If these assumptions are in the right ballpark, group selection of cultural traits must be a weak force. Suppose first that a new cultural variant appears as a ‘mutation’ in one society out of the total ‘population’ of 2,000. The mutation may well go extinct by chance fluctuation before it gets a chance to spread. However, suppose that by a combination of good luck and selective advantage it manages to reach a frequency of 1 percent of the population (i.e. 20 societies). It will then be reasonably safe against chance extinction, and will gradually increase in frequency. But with an advantage of only 10 percent, this will initially be a very slow process: from 1 percent of the population to 1.1 percent, from 1.1 percent to 1.21 percent and so on.
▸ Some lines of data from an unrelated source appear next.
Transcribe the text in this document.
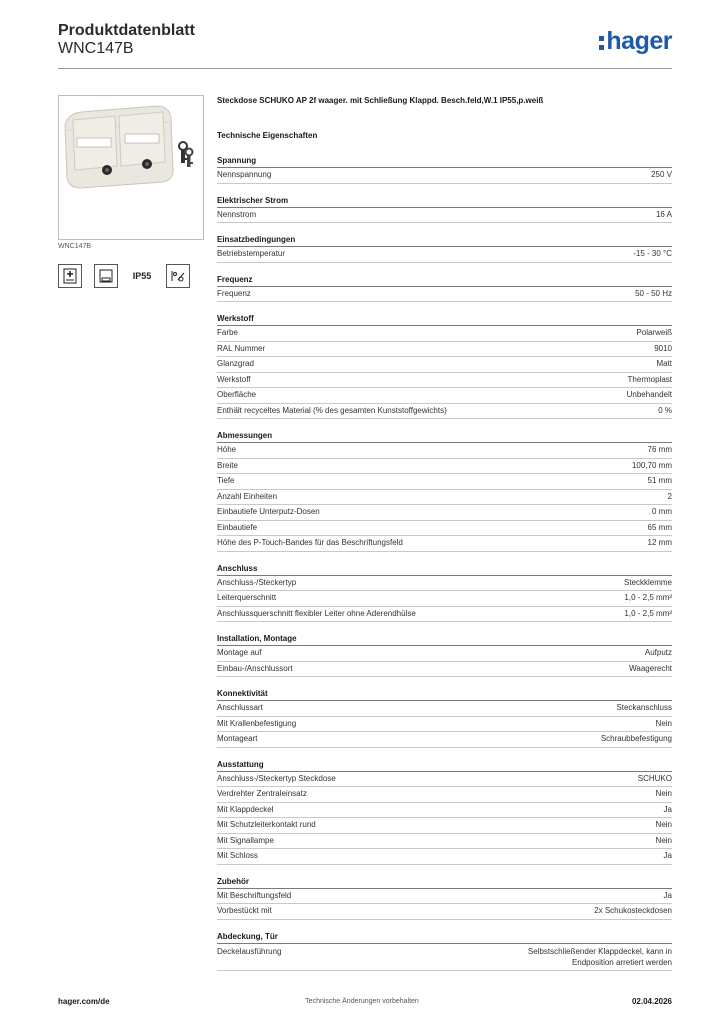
Produktdatenblatt
WNC147B	hager
WNC147B
IP55
Steckdose SCHUKO AP 2f waager. mit Schließung Klappd. Besch.feld,W.1 IP55,p.weiß
Technische Eigenschaften
Spannung
Nennspannung	250 V
Elektrischer Strom
Nennstrom	16 A
Einsatzbedingungen
Betriebstemperatur	-15 - 30 °C
Frequenz
Frequenz	50 - 50 Hz
Werkstoff
Farbe	Polarweiß
RAL Nummer	9010
Glanzgrad	Matt
Werkstoff	Thermoplast
Oberfläche	Unbehandelt
Enthält recyceltes Material (% des gesamten Kunststoffgewichts)	0 %
Abmessungen
Höhe	76 mm
Breite	100,70 mm
Tiefe	51 mm
Anzahl Einheiten	2
Einbautiefe Unterputz-Dosen	0 mm
Einbautiefe	65 mm
Höhe des P-Touch-Bandes für das Beschriftungsfeld	12 mm
Anschluss
Anschluss-/Steckertyp	Steckklemme
Leiterquerschnitt	1,0 - 2,5 mm²
Anschlussquerschnitt flexibler Leiter ohne Aderendhülse	1,0 - 2,5 mm²
Installation, Montage
Montage auf	Aufputz
Einbau-/Anschlussort	Waagerecht
Konnektivität
Anschlussart	Steckanschluss
Mit Krallenbefestigung	Nein
Montageart	Schraubbefestigung
Ausstattung
Anschluss-/Steckertyp Steckdose	SCHUKO
Verdrehter Zentraleinsatz	Nein
Mit Klappdeckel	Ja
Mit Schutzleiterkontakt rund	Nein
Mit Signallampe	Nein
Mit Schloss	Ja
Zubehör
Mit Beschriftungsfeld	Ja
Vorbestückt mit	2x Schukosteckdosen
Abdeckung, Tür
Deckelausführung	Selbstschließender Klappdeckel, kann in
Endposition arretiert werden
hager.com/de	Technische Änderungen vorbehalten	02.04.2026
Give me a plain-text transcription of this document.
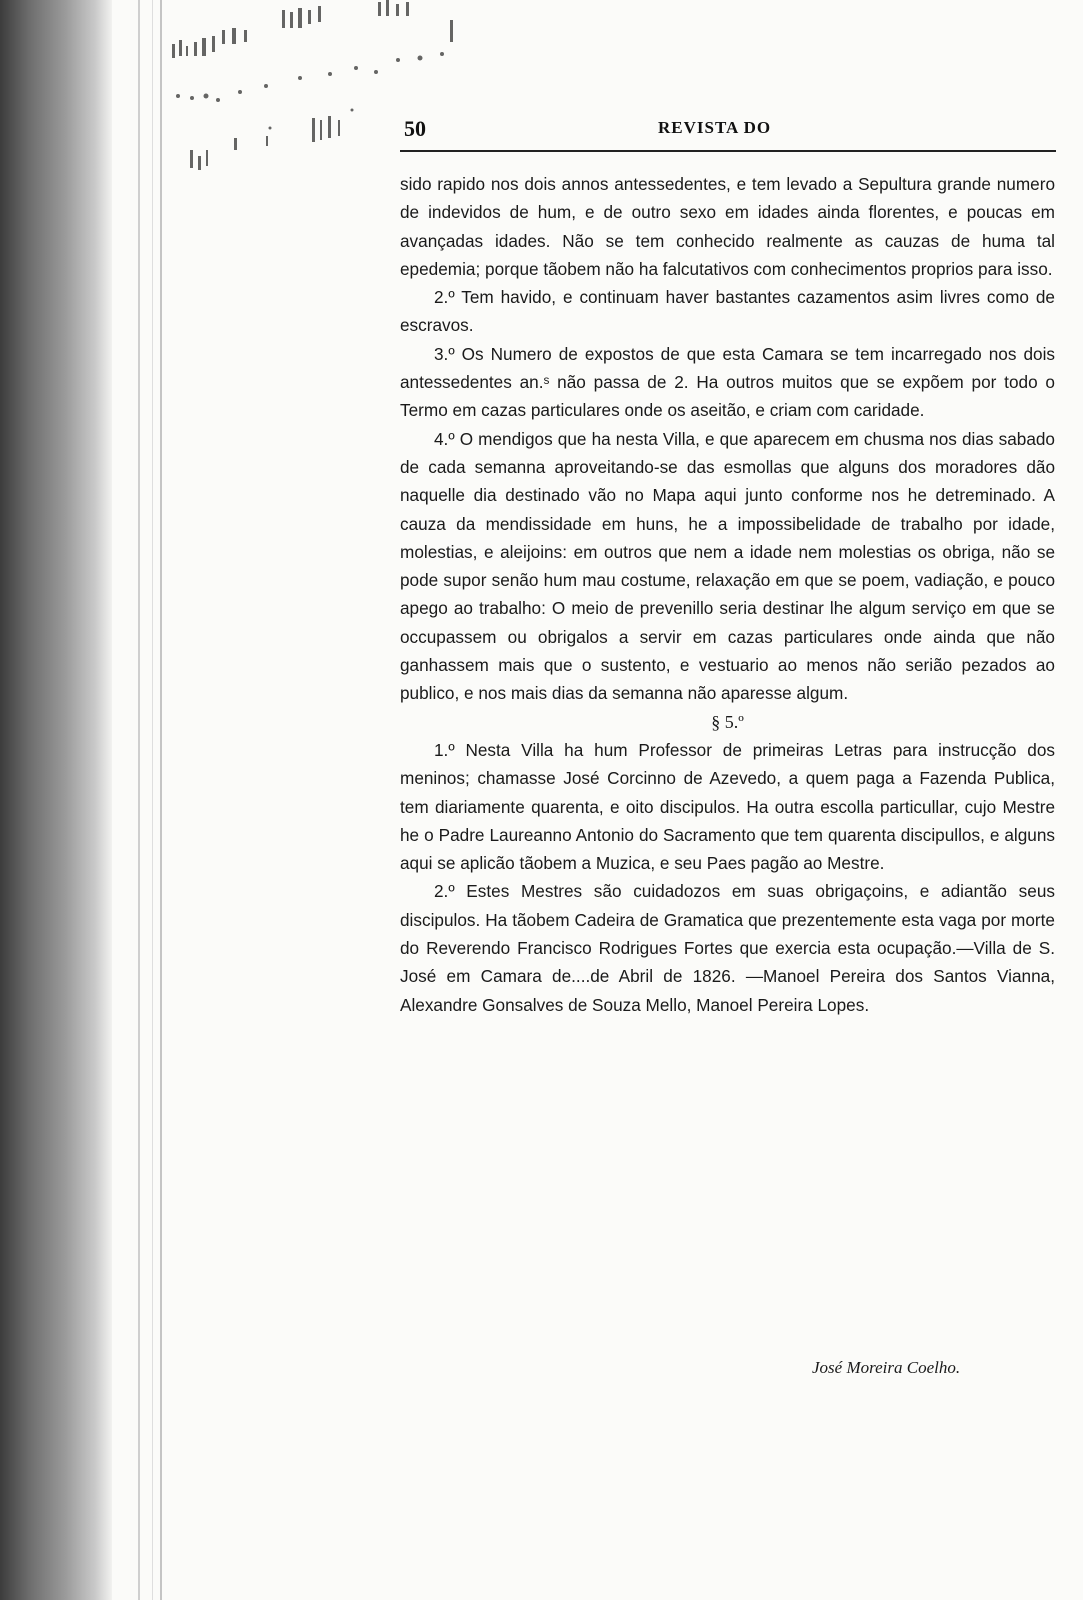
50	REVISTA DO

sido rapido nos dois annos antessedentes, e tem levado a Sepultura grande numero de indevidos de hum, e de outro sexo em idades ainda florentes, e poucas em avançadas idades. Não se tem conhecido realmente as cauzas de huma tal epedemia; porque tãobem não ha falcutativos com conhecimentos proprios para isso.

2.º Tem havido, e continuam haver bastantes cazamentos asim livres como de escravos.

3.º Os Numero de expostos de que esta Camara se tem incarregado nos dois antessedentes an.ˢ não passa de 2. Ha outros muitos que se expõem por todo o Termo em cazas particulares onde os aseitão, e criam com caridade.

4.º O mendigos que ha nesta Villa, e que aparecem em chusma nos dias sabado de cada semanna aproveitando-se das esmollas que alguns dos moradores dão naquelle dia destinado vão no Mapa aqui junto conforme nos he detreminado. A cauza da mendissidade em huns, he a impossibelidade de trabalho por idade, molestias, e aleijoins: em outros que nem a idade nem molestias os obriga, não se pode supor senão hum mau costume, relaxação em que se poem, vadiação, e pouco apego ao trabalho: O meio de prevenillo seria destinar lhe algum serviço em que se occupassem ou obrigalos a servir em cazas particulares onde ainda que não ganhassem mais que o sustento, e vestuario ao menos não serião pezados ao publico, e nos mais dias da semanna não aparesse algum.

§ 5.º

1.º Nesta Villa ha hum Professor de primeiras Letras para instrucção dos meninos; chamasse José Corcinno de Azevedo, a quem paga a Fazenda Publica, tem diariamente quarenta, e oito discipulos. Ha outra escolla particullar, cujo Mestre he o Padre Laureanno Antonio do Sacramento que tem quarenta discipullos, e alguns aqui se aplicão tãobem a Muzica, e seu Paes pagão ao Mestre.

2.º Estes Mestres são cuidadozos em suas obrigaçoins, e adiantão seus discipulos. Ha tãobem Cadeira de Gramatica que prezentemente esta vaga por morte do Reverendo Francisco Rodrigues Fortes que exercia esta ocupação.—Villa de S. José em Camara de....de Abril de 1826. —Manoel Pereira dos Santos Vianna, Alexandre Gonsalves de Souza Mello, Manoel Pereira Lopes.

José Moreira Coelho.
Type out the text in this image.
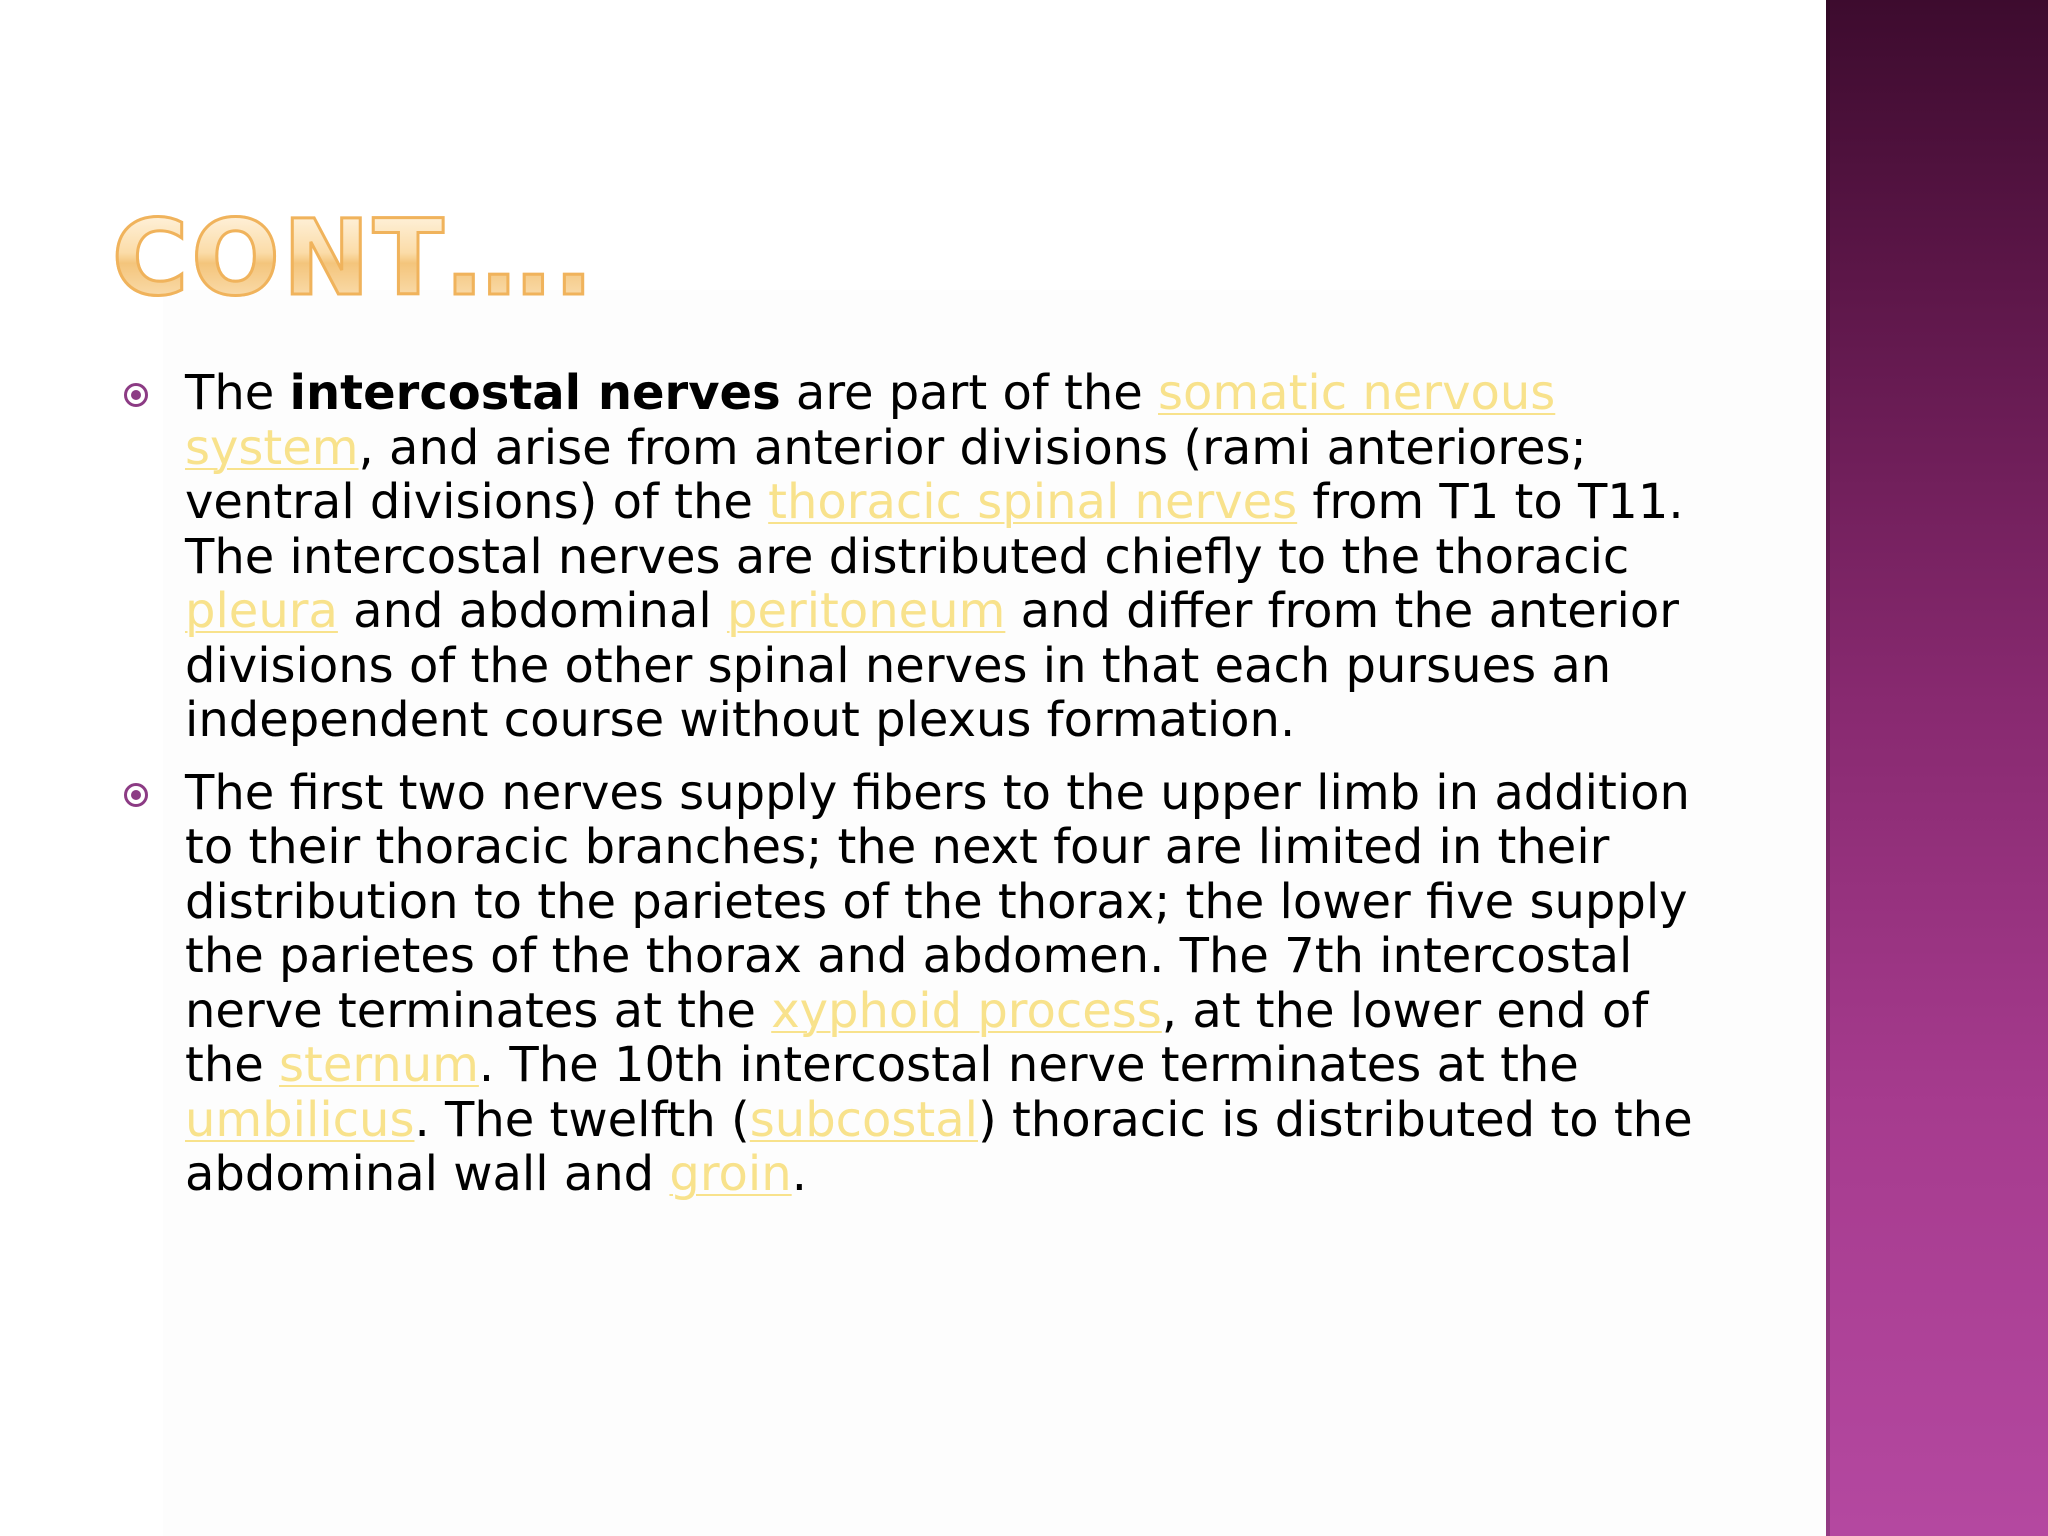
CONT….
The intercostal nerves are part of the somatic nervous system, and arise from anterior divisions (rami anteriores; ventral divisions) of the thoracic spinal nerves from T1 to T11. The intercostal nerves are distributed chiefly to the thoracic pleura and abdominal peritoneum and differ from the anterior divisions of the other spinal nerves in that each pursues an independent course without plexus formation.
The first two nerves supply fibers to the upper limb in addition to their thoracic branches; the next four are limited in their distribution to the parietes of the thorax; the lower five supply the parietes of the thorax and abdomen. The 7th intercostal nerve terminates at the xyphoid process, at the lower end of the sternum. The 10th intercostal nerve terminates at the umbilicus. The twelfth (subcostal) thoracic is distributed to the abdominal wall and groin.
The process will gradually accelerate by the ‘compound interest’ effect, but when the ‘allele’ has become relatively common, the rate of increase will be damped down again, because the allele will be competing against itself as well as the less favoured variants. I haven’t done a precise calculation, but I reckon that it would take about 50 ‘generations’ for a new mutation to spread to half the ‘population’. But with a ‘generation’ length of 1,000 years, that is about half the entire lifespan of Homo Sapiens Sapiens since its origin! More important, any new mutation that has appeared in the last 20,000 years - the part of human history we are mainly interested in - would still be at a very low frequency.
It may of course be said that some cultural traits might have a greater selective advantage than 10 percent, and would therefore spread more rapidly. But given the limited reproductive variance, only a small proportion of the 100 or more traits could be in this position, and all the other traits that happened to be linked with these highly advantageous alleles would be carried along as ‘hitch-hikers’, regardless of their fitness effects. In the absence of anything resembling sexual reproduction there would be no easy way of getting rid of undesirable variants by counter-selection (see Maynard Smith, ‘Evolution of Sex’).
I have not discussed the ‘mutation rate’ for cultural traits, but I would guess that it would be orders of magnitude higher than for genetic mutations. It might well be high enough for mutation pressure to swamp the effects of selection. (The point to note here is that the probability of mutation to a particular allele applies to all the members of the population who do not already possess it, whereas a selective advantage applies only to those members of the population who do possess it, which is initially a small proportion. For example a mutation rate of 1 percent applying to 99 percent of the whole population would have more effect than a selective advantage of 20 percent applying to the remaining 1 percent.)
I also haven’t discussed ‘sideways’ transmission of cultural traits from one society to another, e.g. by imitation, but on plausible assumptions this would also tend to swamp the effects of group selection.